This article is from the archive of our partner .
Nicholas Kristof in The New York Times on his trip to Iran Kristof writes his first dispatch from Iran, where the government has allowed him to travel an approved route on a journalist visa, and he spots some changes in attitude since his last trip. "[P]eople seem more discontented — mainly because of economic difficulties caused in part by Western sanctions. Those sanctions are causing bitter pain, yet a surprising number of Iranians seem to largely blame their own leaders for the woes," he writes. He describes a surprising amount of goodwill toward America and antipathy toward the Iranian government, but notes that citizens are still nervous to express these opinions publicly. "My guess is that the demise of the system is a matter of time — unless there's a war between Iran and the West." (Persian language version here.)

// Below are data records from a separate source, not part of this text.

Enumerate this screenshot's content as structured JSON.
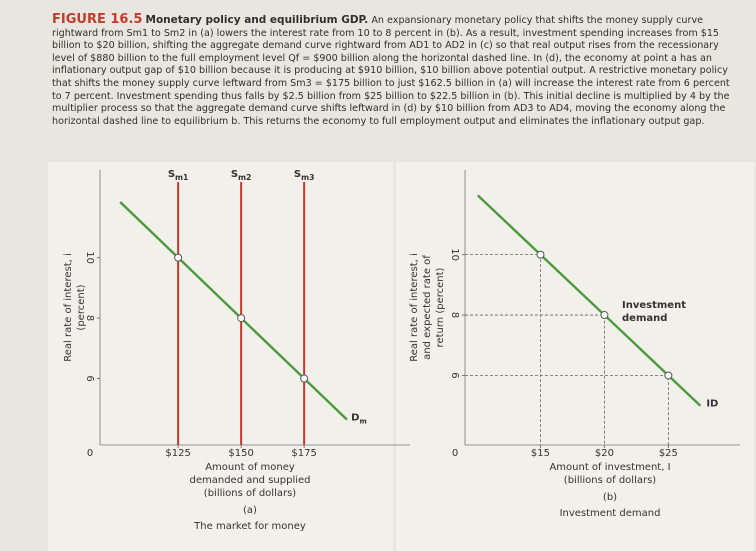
{
  "figure": {
    "label": "FIGURE 16.5",
    "title": "Monetary policy and equilibrium GDP.",
    "caption": "An expansionary monetary policy that shifts the money supply curve rightward from Sm1 to Sm2 in (a) lowers the interest rate from 10 to 8 percent in (b). As a result, investment spending increases from $15 billion to $20 billion, shifting the aggregate demand curve rightward from AD1 to AD2 in (c) so that real output rises from the recessionary level of $880 billion to the full employment level Qf = $900 billion along the horizontal dashed line. In (d), the economy at point a has an inflationary output gap of $10 billion because it is producing at $910 billion, $10 billion above potential output. A restrictive monetary policy that shifts the money supply curve leftward from Sm3 = $175 billion to just $162.5 billion in (a) will increase the interest rate from 6 percent to 7 percent. Investment spending thus falls by $2.5 billion from $25 billion to $22.5 billion in (b). This initial decline is multiplied by 4 by the multiplier process so that the aggregate demand curve shifts leftward in (d) by $10 billion from AD3 to AD4, moving the economy along the horizontal dashed line to equilibrium b. This returns the economy to full employment output and eliminates the inflationary output gap."
  },
  "chart_data": [
    {
      "type": "line",
      "panel_label": "(a)",
      "subtitle": "The market for money",
      "x_label": [
        "Amount of money",
        "demanded and supplied",
        "(billions of dollars)"
      ],
      "y_label": [
        "Real rate of interest, i",
        "(percent)"
      ],
      "origin_label": "0",
      "xlim": [
        94,
        217
      ],
      "ylim": [
        3.8,
        12.9
      ],
      "xticks": [
        {
          "value": 125,
          "label": "$125"
        },
        {
          "value": 150,
          "label": "$150"
        },
        {
          "value": 175,
          "label": "$175"
        }
      ],
      "yticks": [
        6,
        8,
        10
      ],
      "series": [
        {
          "name": "D",
          "name_sub": "m",
          "color": "#4c9a3e",
          "x": [
            102,
            125,
            150,
            175,
            192
          ],
          "values": [
            11.84,
            10,
            8,
            6,
            4.64
          ],
          "markers": [
            false,
            true,
            true,
            true,
            false
          ]
        }
      ],
      "supply_lines": [
        {
          "name": "S",
          "name_sub": "m1",
          "x": 125
        },
        {
          "name": "S",
          "name_sub": "m2",
          "x": 150
        },
        {
          "name": "S",
          "name_sub": "m3",
          "x": 175
        }
      ],
      "supply_color": "#c43a2c",
      "guides": "none"
    },
    {
      "type": "line",
      "panel_label": "(b)",
      "subtitle": "Investment demand",
      "x_label": [
        "Amount of investment, I",
        "(billions of dollars)"
      ],
      "y_label": [
        "Real rate of interest, i",
        "and expected rate of",
        "return (percent)"
      ],
      "origin_label": "0",
      "xlim": [
        9.1,
        30.6
      ],
      "ylim": [
        3.7,
        12.8
      ],
      "xticks": [
        {
          "value": 15,
          "label": "$15"
        },
        {
          "value": 20,
          "label": "$20"
        },
        {
          "value": 25,
          "label": "$25"
        }
      ],
      "yticks": [
        6,
        8,
        10
      ],
      "series": [
        {
          "name": "ID",
          "color": "#4c9a3e",
          "x": [
            10.1,
            15,
            20,
            25,
            27.5
          ],
          "values": [
            11.96,
            10,
            8,
            6,
            5
          ],
          "markers": [
            false,
            true,
            true,
            true,
            false
          ]
        }
      ],
      "annotation": [
        "Investment",
        "demand"
      ],
      "guides": "dashed"
    }
  ]
}
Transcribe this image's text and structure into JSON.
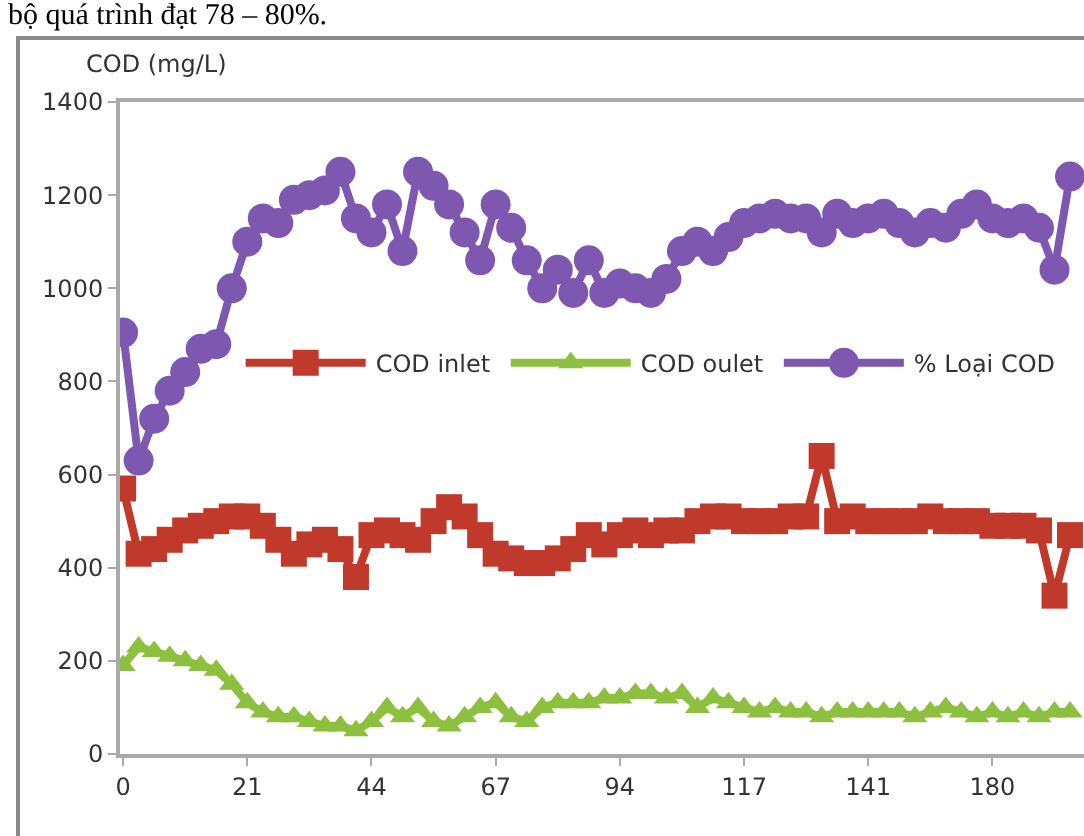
{
  "chart_data": {
    "type": "line",
    "annotations": [
      "bộ quá trình đạt 78 – 80%."
    ],
    "ylabel": "COD (mg/L)",
    "categories": [
      "0",
      null,
      null,
      null,
      null,
      null,
      null,
      null,
      "21",
      null,
      null,
      null,
      null,
      null,
      null,
      null,
      "44",
      null,
      null,
      null,
      null,
      null,
      null,
      null,
      "67",
      null,
      null,
      null,
      null,
      null,
      null,
      null,
      "94",
      null,
      null,
      null,
      null,
      null,
      null,
      null,
      "117",
      null,
      null,
      null,
      null,
      null,
      null,
      null,
      "141",
      null,
      null,
      null,
      null,
      null,
      null,
      null,
      "180",
      null,
      null,
      null,
      null,
      null
    ],
    "ylim": [
      0,
      1400
    ],
    "yticks": [
      0,
      200,
      400,
      600,
      800,
      1000,
      1200,
      1400
    ],
    "grid": false,
    "legend": "center",
    "series": [
      {
        "name": "COD inlet",
        "color": "#c0392b",
        "marker": "square",
        "values": [
          570,
          430,
          440,
          460,
          480,
          490,
          500,
          510,
          510,
          490,
          460,
          430,
          450,
          460,
          440,
          380,
          470,
          480,
          470,
          460,
          500,
          530,
          510,
          470,
          430,
          420,
          410,
          410,
          420,
          440,
          470,
          450,
          470,
          480,
          470,
          480,
          480,
          500,
          510,
          510,
          500,
          500,
          500,
          510,
          510,
          640,
          500,
          510,
          500,
          500,
          500,
          500,
          510,
          500,
          500,
          500,
          490,
          490,
          490,
          480,
          340,
          470
        ]
      },
      {
        "name": "COD oulet",
        "color": "#8dc03f",
        "marker": "triangle",
        "values": [
          190,
          230,
          220,
          210,
          200,
          190,
          180,
          150,
          110,
          90,
          80,
          80,
          70,
          60,
          60,
          50,
          70,
          100,
          80,
          100,
          70,
          60,
          80,
          100,
          110,
          80,
          70,
          100,
          110,
          110,
          110,
          120,
          120,
          130,
          130,
          120,
          130,
          100,
          120,
          110,
          100,
          90,
          100,
          90,
          90,
          80,
          90,
          90,
          90,
          90,
          90,
          80,
          90,
          100,
          90,
          80,
          90,
          80,
          90,
          80,
          90,
          90
        ]
      },
      {
        "name": "% Loại COD",
        "color": "#7e57b0",
        "marker": "circle",
        "values": [
          905,
          630,
          720,
          780,
          820,
          870,
          880,
          1000,
          1100,
          1150,
          1140,
          1190,
          1200,
          1210,
          1250,
          1150,
          1120,
          1180,
          1080,
          1250,
          1220,
          1180,
          1120,
          1060,
          1180,
          1130,
          1060,
          1000,
          1040,
          990,
          1060,
          990,
          1010,
          1000,
          990,
          1020,
          1080,
          1100,
          1080,
          1110,
          1140,
          1150,
          1160,
          1150,
          1150,
          1120,
          1160,
          1140,
          1150,
          1160,
          1140,
          1120,
          1140,
          1130,
          1160,
          1180,
          1150,
          1140,
          1150,
          1130,
          1040,
          1240
        ]
      }
    ]
  }
}
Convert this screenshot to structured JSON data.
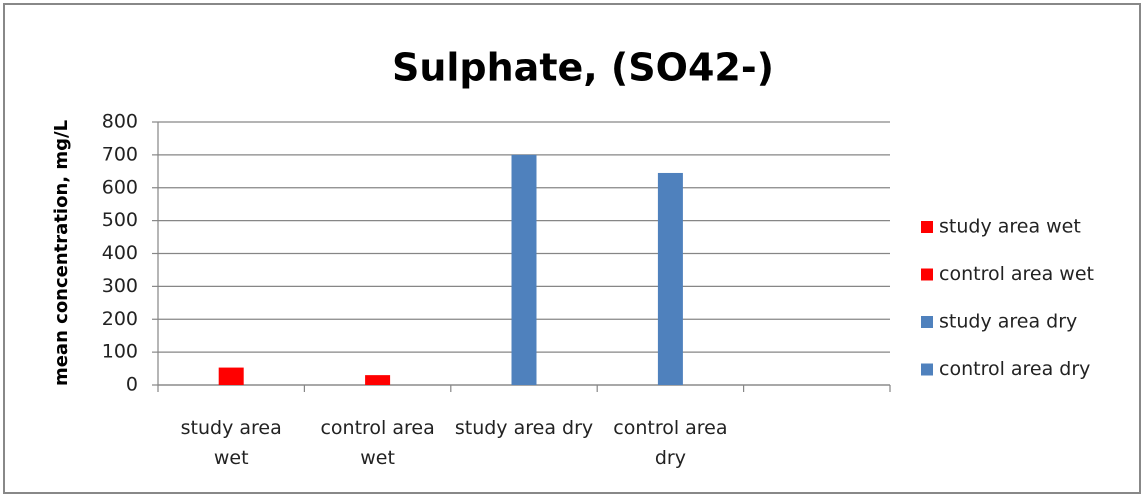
{
  "chart_data": {
    "type": "bar",
    "title": "Sulphate, (SO42-)",
    "y_label": "mean concentration, mg/L",
    "categories": [
      "study area wet",
      "control area wet",
      "study area dry",
      "control area dry",
      null
    ],
    "series": [
      {
        "name": "study area wet",
        "color": "#ff0000",
        "values": [
          53,
          null,
          null,
          null,
          null
        ]
      },
      {
        "name": "control area wet",
        "color": "#ff0000",
        "values": [
          null,
          30,
          null,
          null,
          null
        ]
      },
      {
        "name": "study area dry",
        "color": "#4f81bd",
        "values": [
          null,
          null,
          700,
          null,
          null
        ]
      },
      {
        "name": "control area dry",
        "color": "#4f81bd",
        "values": [
          null,
          null,
          null,
          645,
          null
        ]
      }
    ],
    "ylim": [
      0,
      800
    ],
    "yticks": [
      0,
      100,
      200,
      300,
      400,
      500,
      600,
      700,
      800
    ],
    "grid": true,
    "legend": "right"
  }
}
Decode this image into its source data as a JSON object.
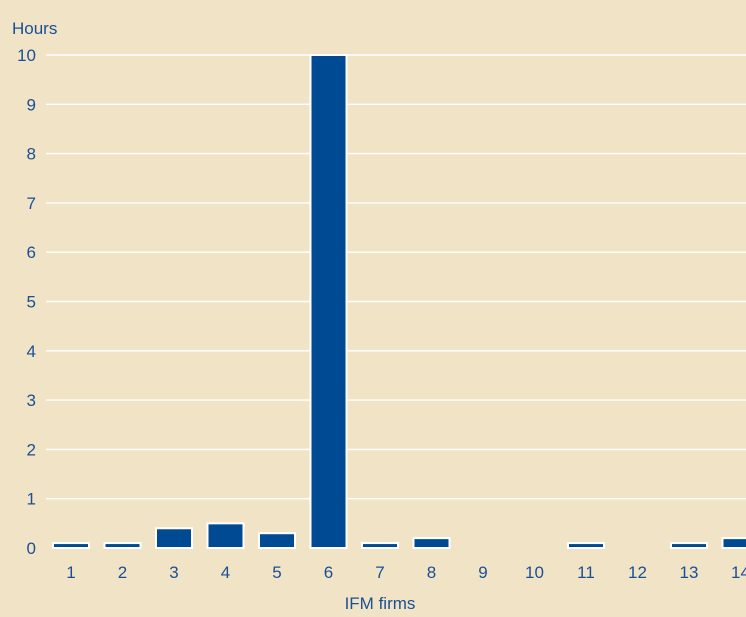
{
  "chart_data": {
    "type": "bar",
    "title": "",
    "xlabel": "IFM firms",
    "ylabel": "Hours",
    "categories": [
      "1",
      "2",
      "3",
      "4",
      "5",
      "6",
      "7",
      "8",
      "9",
      "10",
      "11",
      "12",
      "13",
      "14"
    ],
    "values": [
      0.1,
      0.1,
      0.4,
      0.5,
      0.3,
      10,
      0.1,
      0.2,
      0,
      0,
      0.1,
      0,
      0.1,
      0.2
    ],
    "ylim": [
      0,
      10
    ],
    "yticks": [
      "0",
      "1",
      "2",
      "3",
      "4",
      "5",
      "6",
      "7",
      "8",
      "9",
      "10"
    ],
    "grid": true,
    "colors": {
      "bar": "#004a93",
      "bar_border": "#ffffff",
      "background": "#f1e4c6",
      "text": "#1a4f95",
      "grid": "#ffffff"
    }
  }
}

George Will in The Washington Post on an elementary school election Will is amusingly disgusted by a recent story in his own paper that describes school elections in Bethesda, Maryland, in which candidates "can't give out buttons. They can't wear T-shirts bearing their names. They can't talk about their competition. And they can't make promises." Or, as Will describes it: "At Bethesda Elementary, the prophylactic rules keep size-4 sneakers off the slippery slope to perdition, understood as candidates dispensing Tootsie Rolls." School officials seem to be prepping students for a far-off day, he says, "in which politics, cleansed of promises and criticism and too much talk, will be perfectly equal and ever so nice."